Monday, April 21, 2008

My Boy Lollipop

So where was I? Ah yes. Record shops. A subject that cropped up the other day. A surfeit there may be of fashion shops and shoe shops, but the record shop is pretty thin on the ground. Unless someone can tell me otherwise, I know of only one shop that sells records (or to be more accurate CDs and DVDs) in Alcúdia and Pollensa, and that is the German Müller store next to Alcúdia's Auditorium.
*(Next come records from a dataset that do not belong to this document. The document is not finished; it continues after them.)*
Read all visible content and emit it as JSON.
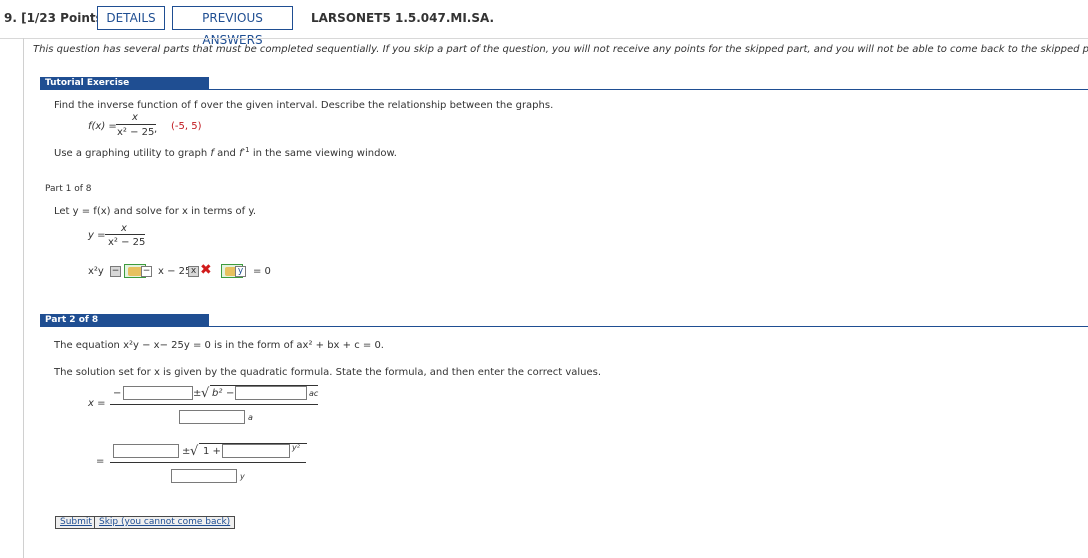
{
  "header": {
    "question_label": "9. [1/23 Points]",
    "details_button": "DETAILS",
    "previous_answers_button": "PREVIOUS ANSWERS",
    "problem_code": "LARSONET5 1.5.047.MI.SA."
  },
  "note": "This question has several parts that must be completed sequentially. If you skip a part of the question, you will not receive any points for the skipped part, and you will not be able to come back to the skipped part.",
  "tutorial": {
    "banner": "Tutorial Exercise",
    "instruction": "Find the inverse function of f over the given interval. Describe the relationship between the graphs.",
    "fx_label": "f(x) =",
    "numerator": "x",
    "denominator": "x² − 25",
    "comma": ",",
    "interval": "(-5, 5)",
    "graph_prefix": "Use a graphing utility to graph",
    "graph_f": "f",
    "graph_and": "and",
    "graph_finv": "f",
    "graph_inv_sup": "-1",
    "graph_suffix": "in the same viewing window."
  },
  "part1": {
    "label": "Part 1 of 8",
    "let_text": "Let y = f(x) and solve for x in terms of y.",
    "y_eq": "y =",
    "numerator": "x",
    "denominator": "x² − 25",
    "term_x2y": "x²y",
    "minus": "−",
    "term_x_minus_25": "x − 25",
    "tile_y": "y",
    "eq_zero": "= 0",
    "tile_minus": "−",
    "tile_x": "x",
    "x_mark": "✖"
  },
  "part2": {
    "label": "Part 2 of 8",
    "equation_text": "The equation x²y − x− 25y = 0 is in the form of ax² + bx + c = 0.",
    "solution_text": "The solution set for x is given by the quadratic formula. State the formula, and then enter the correct values.",
    "x_eq": "x =",
    "minus_sign": "−",
    "plus_minus": "±",
    "b_squared": "b²",
    "minus": "−",
    "ac": "ac",
    "a": "a",
    "equals": "=",
    "one_plus": "1 +",
    "y_squared": "y²",
    "y": "y"
  },
  "actions": {
    "submit": "Submit",
    "skip": "Skip (you cannot come back)"
  },
  "colors": {
    "accent": "#1f4e92",
    "error": "#d11b1b",
    "interval_red": "#c0181f"
  }
}
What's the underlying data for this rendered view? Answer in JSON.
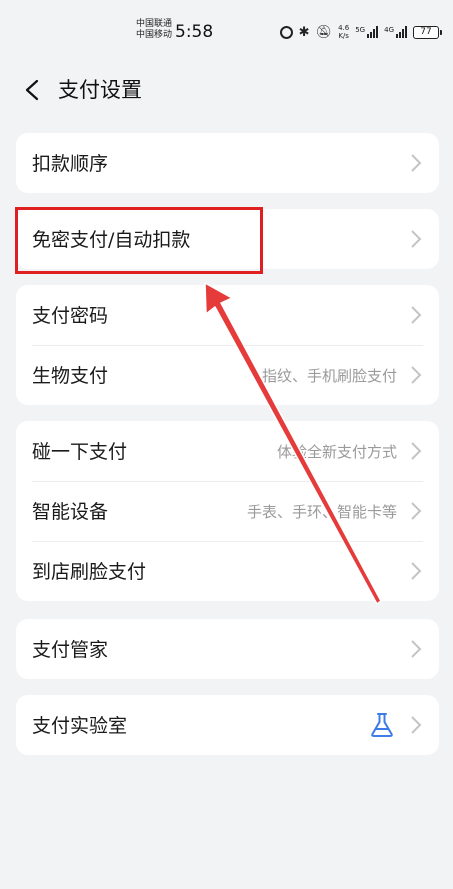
{
  "status_bar": {
    "carrier1": "中国联通",
    "carrier2": "中国移动",
    "time": "5:58",
    "net_speed_value": "4.6",
    "net_speed_unit": "K/s",
    "sim1_tag": "5G",
    "sim2_tag": "4G",
    "battery": "77"
  },
  "header": {
    "title": "支付设置"
  },
  "sections": [
    {
      "rows": [
        {
          "label": "扣款顺序",
          "value": ""
        }
      ]
    },
    {
      "rows": [
        {
          "label": "免密支付/自动扣款",
          "value": ""
        }
      ]
    },
    {
      "rows": [
        {
          "label": "支付密码",
          "value": ""
        },
        {
          "label": "生物支付",
          "value": "指纹、手机刷脸支付"
        }
      ]
    },
    {
      "rows": [
        {
          "label": "碰一下支付",
          "value": "体验全新支付方式"
        },
        {
          "label": "智能设备",
          "value": "手表、手环、智能卡等"
        },
        {
          "label": "到店刷脸支付",
          "value": ""
        }
      ]
    },
    {
      "rows": [
        {
          "label": "支付管家",
          "value": ""
        }
      ]
    },
    {
      "rows": [
        {
          "label": "支付实验室",
          "value": "",
          "icon": "flask-icon"
        }
      ]
    }
  ],
  "colors": {
    "accent": "#3d7be8",
    "annotation": "#e02020",
    "background": "#f2f3f5"
  }
}
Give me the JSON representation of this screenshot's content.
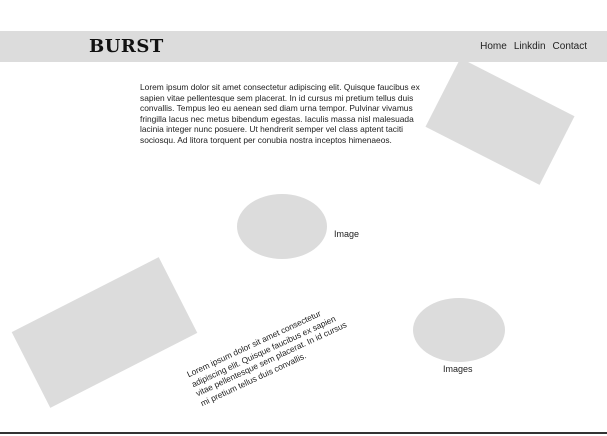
{
  "colors": {
    "navbar_bg": "#dcdcdc",
    "placeholder_shape": "#dcdcdc",
    "text": "#222222",
    "bottom_border": "#333333"
  },
  "header": {
    "logo": "BURST",
    "nav": [
      "Home",
      "Linkdin",
      "Contact"
    ]
  },
  "main": {
    "paragraph": "Lorem ipsum dolor sit amet consectetur adipiscing elit. Quisque faucibus ex sapien vitae pellentesque sem placerat. In id cursus mi pretium tellus duis convallis. Tempus leo eu aenean sed diam urna tempor. Pulvinar vivamus fringilla lacus nec metus bibendum egestas. Iaculis massa nisl malesuada lacinia integer nunc posuere. Ut hendrerit semper vel class aptent taciti sociosqu. Ad litora torquent per conubia nostra inceptos himenaeos.",
    "image_caption": "Image",
    "images_caption": "Images",
    "rotated_paragraph": "Lorem ipsum dolor sit amet consectetur adipiscing elit. Quisque faucibus ex sapien vitae pellentesque sem placerat. In id cursus mi pretium tellus duis convallis."
  }
}
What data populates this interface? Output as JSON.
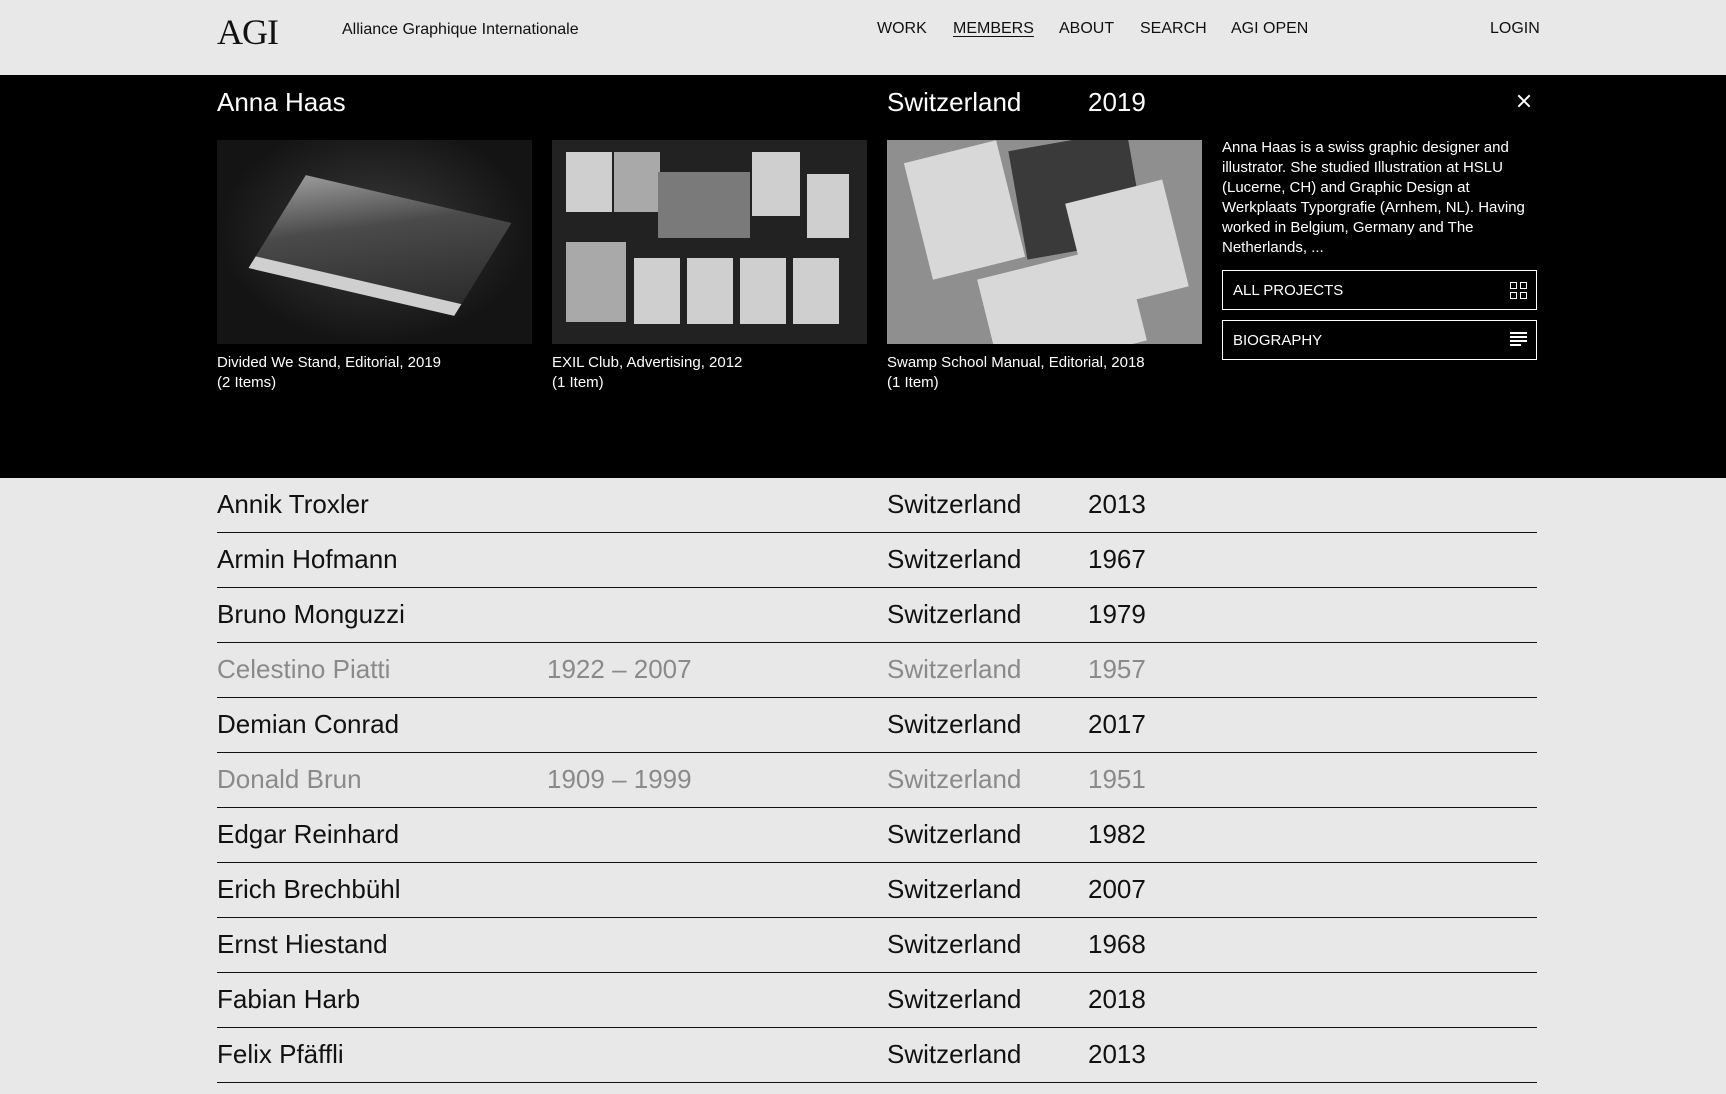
{
  "header": {
    "logo": "AGI",
    "org_name": "Alliance Graphique Internationale",
    "nav": [
      {
        "label": "WORK",
        "active": false
      },
      {
        "label": "MEMBERS",
        "active": true
      },
      {
        "label": "ABOUT",
        "active": false
      },
      {
        "label": "SEARCH",
        "active": false
      },
      {
        "label": "AGI OPEN",
        "active": false
      }
    ],
    "login": "LOGIN"
  },
  "featured": {
    "name": "Anna Haas",
    "country": "Switzerland",
    "year": "2019",
    "projects": [
      {
        "title": "Divided We Stand, Editorial, 2019",
        "count": "(2 Items)"
      },
      {
        "title": "EXIL Club, Advertising, 2012",
        "count": "(1 Item)"
      },
      {
        "title": "Swamp School Manual, Editorial, 2018",
        "count": "(1 Item)"
      }
    ],
    "bio": "Anna Haas is a swiss graphic designer and illustrator. She studied Illustration at HSLU (Lucerne, CH) and Graphic Design at Werkplaats Typorgrafie (Arnhem, NL). Having worked in Belgium, Germany and The Netherlands, ...",
    "buttons": {
      "all_projects": "ALL PROJECTS",
      "biography": "BIOGRAPHY"
    }
  },
  "members": [
    {
      "name": "Annik Troxler",
      "dates": "",
      "country": "Switzerland",
      "year": "2013",
      "deceased": false
    },
    {
      "name": "Armin Hofmann",
      "dates": "",
      "country": "Switzerland",
      "year": "1967",
      "deceased": false
    },
    {
      "name": "Bruno Monguzzi",
      "dates": "",
      "country": "Switzerland",
      "year": "1979",
      "deceased": false
    },
    {
      "name": "Celestino Piatti",
      "dates": "1922 – 2007",
      "country": "Switzerland",
      "year": "1957",
      "deceased": true
    },
    {
      "name": "Demian Conrad",
      "dates": "",
      "country": "Switzerland",
      "year": "2017",
      "deceased": false
    },
    {
      "name": "Donald Brun",
      "dates": "1909 – 1999",
      "country": "Switzerland",
      "year": "1951",
      "deceased": true
    },
    {
      "name": "Edgar Reinhard",
      "dates": "",
      "country": "Switzerland",
      "year": "1982",
      "deceased": false
    },
    {
      "name": "Erich Brechbühl",
      "dates": "",
      "country": "Switzerland",
      "year": "2007",
      "deceased": false
    },
    {
      "name": "Ernst Hiestand",
      "dates": "",
      "country": "Switzerland",
      "year": "1968",
      "deceased": false
    },
    {
      "name": "Fabian Harb",
      "dates": "",
      "country": "Switzerland",
      "year": "2018",
      "deceased": false
    },
    {
      "name": "Felix Pfäffli",
      "dates": "",
      "country": "Switzerland",
      "year": "2013",
      "deceased": false
    }
  ]
}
A few years back, there used to be at least one record shop in both Puerto Pollensa and Puerto Alcúdia. The former never seemed to be open and finally gave up the ghost, the latter struggled on until maybe five years ago. This was called Lollipop, and it was in the same street as The Highlander Bar; it is now, I think, a locutorio. Lollipop was run by a German woman. I used to give her challenging assignments as to CDs I wanted to buy (this was before downloading came into real vogue). One of them was by Catherine Denby, an artist no one else in the world seems to have heard of other than myself and a presenter on the national radio station, RNE3. The CD in question never did turn up, and when I went one day to enquire I found that it was unlikely to ever turn up as the shop had gone.

Since then, with the exception of Müller (and stalls at markets), the area has been devoid of record stores. Whatever one thinks of downloading, there is little to compare with the satisfaction of thumbing through racks of CDs, though even this is nought as compared with the ancient ritual of the record shop (when vinyl was all there was and there were listening boothes). That there are no record shops is no real surprise. Lollipop struggled for several reasons - the emergence of downloading (even if it was in relative infancy), lack of stock (itself a factor of lack of business success), physical theft of CDs, and pirated copies. At the time, this latter factor was probably the most significant, and it is of course still a factor.

The guys who sell the pirated goods around the bars and on the streets (so-called "lucky-lucky" or "looky-looky" men) have a limited range of products - sunglasses, watches, jewellery and CDs and DVDs. It should appal, but somehow it doesn't as the whole "business" of pirated goods is so widespread.

I was once in Singapore, and a taxi-driver asked if I wanted some good products at good prices. He took me to a shop that had its windows taped over. Inside were Gucci this, Lacoste that. The Singaporean authorities took a dim view, especially as theirs was a country aspiring to total legitimacy in the global economy. The next day, I picked up the local English paper. It was called "The Straits Times" I think. On the front cover was a story about a raid against a shop selling pirated goods. It was the one I had been taken to only a few hours before.

I say all this because, although the Spanish police do have periodic actions against pirated goods, the selling of them goes on unabated. Spain and Mallorca are not the only places in Europe where this happens, but unlike Singapore which made a concerted effort to stop the practice, here it just carries on.

The sale of pirated CDs is one of the main reasons for there being an almost total absence of record stores. The added ease of the Internet has been the real killer though for such stores. While they have ceased to be, there are still plenty of places where you can buy sunglasses, watches and jewellery, despite the fakes that are available.


QUIZ: Yesterday - Dionne Warwick, penned by Bacharach and David. Today's title - who sang this?